Here's a quick wrap of the latest COVID-19 news and case numbers from each Australian jurisdiction's for the past week, as reported on Friday, September 30, 2022.
The states and territories are now reporting their COVID-19 statistics weekly, instead of through the daily updates that were provided from the early days of the pandemic.
This story will be updated throughout the day, so if you do not see your state or territory check back later.
You can jump to the COVID-19 information you want to read by clicking below.
NSW reported 82 COVID-19 deaths in the week to 4pm on Thursday, up from 69 total deaths last week.
In some good news, the number of people in hospital has fallen from 1,176 to 1,057, but there are still 24 people in ICU.
There were 12,592 new cases recorded over the past week, a decrease on last week's total of 14,170.
Victoria is reporting its COVID deaths as a seven-day rolling average.
It reported an approximately 59 deaths on average this week, down from last week's average of 80.
The state also reported 9,458 cases, a decrease on last week's figure of 10,360.
Hospitalisations are also down, with 145 people in hospital this week compared to 169. Nine people are in ICU, up from last week's total of eight.
Queensland recorded 77 COVID-19 deaths this past week. The sharp rise, up from last week's total of 37 deaths, is because this week includes historical deaths prior to this reporting period.
The state recorded 8,061 new cases, down from last week's total of 9,166.
Hospitalisations have also decreased, with 116 people in hospital compared to last week's total of 152. Five people are in ICU, down from seven from last week.
The state recorded 10 COVID-19 deaths in the week to 4pm Thursday, dating back to 29 August 2022.
There are 136 cases in hospital, an increase of two people since last week, as two people remain in ICU.
There were 4,662 new cases recorded over the past week, down from 5,055 cases last week.
Tasmania has reported two new deaths in the seven days to 4pm on Thursday.
The state reported 732 new cases of the virus, down from 923 last week.
There are 4 patients in hospital being treated for COVID-19, one of which is in the ICU.
South Australia reported 19 COVID-19 deaths in the week to 4pm Thursday, slightly down from last week's total of 23.
There are 31 people in hospital with the virus, down from 50. There's just one person in ICU, compared to last week when there was six.
There were 3,104 new cases recorded over the past week, on par with last week's total of 3,037.

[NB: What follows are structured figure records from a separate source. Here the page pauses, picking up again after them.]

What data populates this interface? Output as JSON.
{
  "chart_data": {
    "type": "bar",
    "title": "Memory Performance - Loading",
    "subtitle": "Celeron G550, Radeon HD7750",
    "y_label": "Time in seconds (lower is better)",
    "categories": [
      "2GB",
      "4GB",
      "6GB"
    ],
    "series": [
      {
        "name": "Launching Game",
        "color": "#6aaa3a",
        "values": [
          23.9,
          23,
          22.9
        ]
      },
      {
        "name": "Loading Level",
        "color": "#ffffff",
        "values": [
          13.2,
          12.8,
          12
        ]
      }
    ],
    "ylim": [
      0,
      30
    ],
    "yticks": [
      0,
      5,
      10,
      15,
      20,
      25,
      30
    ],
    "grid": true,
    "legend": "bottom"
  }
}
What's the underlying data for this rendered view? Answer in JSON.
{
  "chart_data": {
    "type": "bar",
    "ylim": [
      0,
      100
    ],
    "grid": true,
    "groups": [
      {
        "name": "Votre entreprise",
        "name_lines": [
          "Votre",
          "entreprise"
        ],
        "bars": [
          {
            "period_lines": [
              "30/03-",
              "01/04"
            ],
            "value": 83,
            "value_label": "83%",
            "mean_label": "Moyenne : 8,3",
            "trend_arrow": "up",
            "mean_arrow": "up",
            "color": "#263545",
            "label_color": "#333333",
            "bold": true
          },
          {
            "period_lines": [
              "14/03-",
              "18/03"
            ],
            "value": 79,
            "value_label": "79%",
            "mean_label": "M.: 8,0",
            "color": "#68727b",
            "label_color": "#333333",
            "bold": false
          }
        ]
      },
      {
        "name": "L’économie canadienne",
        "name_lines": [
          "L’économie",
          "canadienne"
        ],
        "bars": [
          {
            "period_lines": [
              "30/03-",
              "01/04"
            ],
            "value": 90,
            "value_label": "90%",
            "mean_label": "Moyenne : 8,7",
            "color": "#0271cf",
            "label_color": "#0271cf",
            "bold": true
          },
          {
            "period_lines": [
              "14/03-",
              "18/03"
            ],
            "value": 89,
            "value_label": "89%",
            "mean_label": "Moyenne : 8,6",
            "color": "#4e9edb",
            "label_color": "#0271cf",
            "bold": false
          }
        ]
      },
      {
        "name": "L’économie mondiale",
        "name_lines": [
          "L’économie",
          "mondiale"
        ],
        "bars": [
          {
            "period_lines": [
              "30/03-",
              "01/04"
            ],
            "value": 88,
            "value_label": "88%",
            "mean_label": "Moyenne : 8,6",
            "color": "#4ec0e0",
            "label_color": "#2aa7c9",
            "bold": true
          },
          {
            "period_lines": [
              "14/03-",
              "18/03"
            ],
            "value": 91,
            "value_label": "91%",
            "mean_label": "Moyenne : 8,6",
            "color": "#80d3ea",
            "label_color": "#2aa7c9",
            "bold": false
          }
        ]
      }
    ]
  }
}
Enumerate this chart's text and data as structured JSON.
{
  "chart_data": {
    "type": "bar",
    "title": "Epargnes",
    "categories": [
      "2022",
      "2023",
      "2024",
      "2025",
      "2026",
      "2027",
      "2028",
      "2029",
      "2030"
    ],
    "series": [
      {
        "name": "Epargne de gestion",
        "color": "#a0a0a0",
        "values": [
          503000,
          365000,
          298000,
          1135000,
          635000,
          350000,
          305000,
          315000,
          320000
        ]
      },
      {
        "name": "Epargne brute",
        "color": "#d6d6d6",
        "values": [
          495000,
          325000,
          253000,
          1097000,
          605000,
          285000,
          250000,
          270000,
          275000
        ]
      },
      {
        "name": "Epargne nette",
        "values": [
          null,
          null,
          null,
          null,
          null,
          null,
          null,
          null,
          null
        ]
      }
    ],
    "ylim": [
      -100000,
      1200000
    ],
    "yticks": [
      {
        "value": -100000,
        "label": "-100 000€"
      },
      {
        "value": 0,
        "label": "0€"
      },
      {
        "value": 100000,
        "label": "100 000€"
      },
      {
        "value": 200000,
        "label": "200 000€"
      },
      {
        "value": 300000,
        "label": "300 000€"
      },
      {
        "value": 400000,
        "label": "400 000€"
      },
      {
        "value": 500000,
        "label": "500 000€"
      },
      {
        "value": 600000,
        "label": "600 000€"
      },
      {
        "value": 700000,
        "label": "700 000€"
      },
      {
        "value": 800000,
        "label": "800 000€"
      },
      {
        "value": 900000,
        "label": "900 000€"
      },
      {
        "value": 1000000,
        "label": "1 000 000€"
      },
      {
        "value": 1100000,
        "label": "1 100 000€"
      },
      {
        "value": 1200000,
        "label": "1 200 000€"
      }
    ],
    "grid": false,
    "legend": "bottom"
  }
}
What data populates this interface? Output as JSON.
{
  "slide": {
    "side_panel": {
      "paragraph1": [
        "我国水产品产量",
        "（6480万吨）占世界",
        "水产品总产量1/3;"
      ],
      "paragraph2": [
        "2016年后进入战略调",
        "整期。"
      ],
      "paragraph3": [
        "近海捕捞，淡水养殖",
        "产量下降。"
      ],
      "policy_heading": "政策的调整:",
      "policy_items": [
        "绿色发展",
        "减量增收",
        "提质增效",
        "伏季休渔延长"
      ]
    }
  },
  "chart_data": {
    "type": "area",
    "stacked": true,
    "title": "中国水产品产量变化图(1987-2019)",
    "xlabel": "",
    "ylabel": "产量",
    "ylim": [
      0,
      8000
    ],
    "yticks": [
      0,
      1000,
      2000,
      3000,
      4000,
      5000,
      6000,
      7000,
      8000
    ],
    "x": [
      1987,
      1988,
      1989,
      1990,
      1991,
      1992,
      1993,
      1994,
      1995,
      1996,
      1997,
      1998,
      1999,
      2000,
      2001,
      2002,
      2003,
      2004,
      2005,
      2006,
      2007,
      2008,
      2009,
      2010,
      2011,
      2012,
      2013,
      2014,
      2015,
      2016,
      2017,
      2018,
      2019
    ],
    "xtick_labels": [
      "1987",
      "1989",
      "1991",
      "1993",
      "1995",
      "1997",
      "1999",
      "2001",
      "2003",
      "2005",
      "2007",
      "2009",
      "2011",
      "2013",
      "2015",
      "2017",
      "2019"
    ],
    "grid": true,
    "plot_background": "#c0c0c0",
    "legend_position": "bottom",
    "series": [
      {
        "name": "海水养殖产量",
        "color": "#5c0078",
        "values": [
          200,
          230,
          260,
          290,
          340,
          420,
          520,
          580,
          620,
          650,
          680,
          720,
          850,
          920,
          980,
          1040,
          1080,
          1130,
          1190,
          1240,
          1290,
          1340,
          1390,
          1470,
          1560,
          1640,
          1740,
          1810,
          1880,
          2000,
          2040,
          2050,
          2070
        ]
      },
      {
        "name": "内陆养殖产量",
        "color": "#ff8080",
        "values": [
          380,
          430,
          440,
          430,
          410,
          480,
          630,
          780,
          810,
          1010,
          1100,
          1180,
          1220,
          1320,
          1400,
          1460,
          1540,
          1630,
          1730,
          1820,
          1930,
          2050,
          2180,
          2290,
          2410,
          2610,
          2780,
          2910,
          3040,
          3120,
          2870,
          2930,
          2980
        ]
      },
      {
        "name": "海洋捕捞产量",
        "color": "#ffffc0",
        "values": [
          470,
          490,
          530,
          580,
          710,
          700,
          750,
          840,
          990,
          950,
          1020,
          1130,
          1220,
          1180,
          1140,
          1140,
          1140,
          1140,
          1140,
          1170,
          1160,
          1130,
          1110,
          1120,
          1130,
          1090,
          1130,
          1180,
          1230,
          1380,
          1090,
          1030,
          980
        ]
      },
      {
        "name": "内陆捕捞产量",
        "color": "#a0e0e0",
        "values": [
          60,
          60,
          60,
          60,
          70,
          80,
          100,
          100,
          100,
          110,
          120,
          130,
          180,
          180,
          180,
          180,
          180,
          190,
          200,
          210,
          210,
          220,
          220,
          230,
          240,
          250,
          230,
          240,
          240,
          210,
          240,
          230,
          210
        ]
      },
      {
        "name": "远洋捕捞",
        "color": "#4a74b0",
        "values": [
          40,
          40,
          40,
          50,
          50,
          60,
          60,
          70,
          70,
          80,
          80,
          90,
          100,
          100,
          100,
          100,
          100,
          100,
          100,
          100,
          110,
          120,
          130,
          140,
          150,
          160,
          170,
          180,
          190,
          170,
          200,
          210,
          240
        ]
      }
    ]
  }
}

The ACT reported one COVID-19 deaths in the week to 4pm on Thursday.
There are currently 55 people in hospital, down from 69 last week, and no one is requiring ICU support.
There were 616 new cases this week, down from last week's total of 730.
The NT reported two new COVID-19 death in the week to 4pm on Thursday.
There are currently 12 people with the virus in hospital in the territory.
There were 339 new cases recorded over the past week, down slightly from 379 cases in the previous week.
National cabinet has agreed to scrap mandatory isolation rules for COVID-19 from October 14.
Pandemic disaster leave payments will also be wound back from the same date.
Financial supports will remain in place for casual workers in aged care, disability care, Aboriginal healthcare and in hospitals.
Those payments will be funded on a 50/50 basis between states and territories.
In the lead-up to Friday's meeting, several premiers had publicly called for the isolation period to be removed.
Others had noted they wanted to hear from the chief medical officer on the latest health advice before making a decision.
You can continue reading this story here.
On Thursday, the Therapeutic Goods Administration (TGA) approved Pfizer's paediatric dose of its COVID vaccine for children aged between six months and five years old.
The Australian Technical Advisory Group on Immunisation (ATAGI) is yet to make a decision on which under-fives will be eligible.
Pfizer is the second vaccine to be approved for that age group, after Moderna's jab was approved in July.
"This paediatric vaccine is made in the same way as the vaccines for older persons, however, it contains a lower amount of active ingredient (3 micrograms)," the TGA said.
You can read more on this story here.
Early in the pandemic, the prevalence of COVID-19 in aged care was seen as a national tragedy. But two years on, the number of deaths has jumped exponentially — and some worry we've started looking the other way.
Advocates say not enough people are aware of the trauma still happening in aged care, and residents are torn between fearing the outside world and wanting to be a part of it
You can continue reading this story from the Specialist Reporting Team's Penny Timms and Katherine Gregory, and social affairs correspondent Norman Hermant here.
The former health department boss charged with reviewing the nation's vaccine procurement during the pandemic says she is "surprised" the federal government has not yet ordered any COVID-19 vaccines for the year after next, telling the ABC it is "prudent" supplies are secured.
In an interview with the ABC's PM program, Professor Jane Halton said vaccines had not yet been ordered for 2024.
"I think it would be prudent for all of us to realise that this virus isn't going away and there's nothing that we see that suggests that people won't continue to need to get a level of immunity, preferably, obviously, from a vaccine as opposed to being infected.